Caring for a loved one with Alzheimer’s or other dementia is hard enough during normal times.

As the coronavirus pandemic continues to affect communities around the U.S., though, it’s not surprising that family caregivers are anxious, unnerved and confused.

If you’re caring for a family member with dementia during this global health crisis, there are ways to minimize stress, care for your family and care for yourself, too.

A recent article by Liz Seegert on states that dementia itself does not increase the risk of COVID-19; however, dementia-related behaviors may increase risk.

People with dementia may forget to wash their hands or take other precautions recommended by the Centers for Disease Control and Prevention (CDC) to avoid contracting the virus. And if they do fall ill, cognitive impairment may worsen.

One of the first signs of illness for people who have dementia is a sudden onset of increasing confusion, according to the Alzheimer’s Association. If you notice this in your loved one, contact your health care provider right away.

One of the most important things you can do as a caregiver is to remain calm.

The Alzheimer’s Foundation advises caregivers not to raise the alarm about the virus to the person you care for. Limit what you say about it and try not to watch the news if they’re in the room.

It takes a lot more attention and responsibility from family caregivers to make sure all of the home’s occupants are safely cohabiting, according to Lisa Winstel, chief operating officer of the Caregiver Action Network.

If an older adult lives with you, she says, “this is probably a really good time to review your household policies about policing things that are left around, like small items that could be mistaken for candy.”

Safety issues warrant a second look.

You can help reduce fall risk by ensuring that things, like books, are not left on the floor. If your loved one wanders, be sure to remind others not to leave the door unlocked. Keep medications in a locked drawer or cabinet to ensure no unsupervised access.

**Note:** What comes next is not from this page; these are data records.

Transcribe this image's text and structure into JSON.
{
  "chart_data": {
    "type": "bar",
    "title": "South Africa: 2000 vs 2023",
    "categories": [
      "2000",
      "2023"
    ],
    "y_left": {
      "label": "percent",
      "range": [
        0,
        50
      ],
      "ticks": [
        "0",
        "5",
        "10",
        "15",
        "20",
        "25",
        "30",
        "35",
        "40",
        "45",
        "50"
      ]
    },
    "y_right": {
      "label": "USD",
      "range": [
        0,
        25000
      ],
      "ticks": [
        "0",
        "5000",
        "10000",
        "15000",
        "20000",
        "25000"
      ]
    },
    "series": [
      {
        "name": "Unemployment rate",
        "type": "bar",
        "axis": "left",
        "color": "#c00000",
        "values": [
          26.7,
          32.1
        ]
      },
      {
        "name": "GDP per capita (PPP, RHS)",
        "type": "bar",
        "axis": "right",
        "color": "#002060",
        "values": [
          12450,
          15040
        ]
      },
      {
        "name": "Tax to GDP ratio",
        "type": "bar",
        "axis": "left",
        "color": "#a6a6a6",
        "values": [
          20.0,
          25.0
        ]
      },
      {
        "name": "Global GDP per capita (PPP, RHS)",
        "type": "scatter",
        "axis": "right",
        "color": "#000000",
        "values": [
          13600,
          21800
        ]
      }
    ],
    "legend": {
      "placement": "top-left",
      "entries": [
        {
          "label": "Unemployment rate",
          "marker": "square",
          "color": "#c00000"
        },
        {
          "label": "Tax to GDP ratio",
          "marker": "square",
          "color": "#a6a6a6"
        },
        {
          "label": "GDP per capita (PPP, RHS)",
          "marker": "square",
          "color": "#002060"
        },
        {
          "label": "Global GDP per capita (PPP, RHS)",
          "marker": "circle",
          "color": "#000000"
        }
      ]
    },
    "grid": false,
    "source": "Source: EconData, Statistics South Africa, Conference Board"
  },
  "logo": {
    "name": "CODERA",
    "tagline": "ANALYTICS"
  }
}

People living with dementia may need extra or written reminders and support to conduct important hygienic practices from one day to the next, according to the Alzheimer’s Association.

That advisory group suggests placing signs in the bathroom and elsewhere to remind people with dementia to wash their hands with soap for 20 seconds. You can help by demonstrating thorough hand-washing.

Whether they live with you or on their own, routine is also very important for everyone involved, Winstel says. “Anything you can do to just keep the routine as consistent as possible, minimizing disruptions as much as possible, will help,” she notes.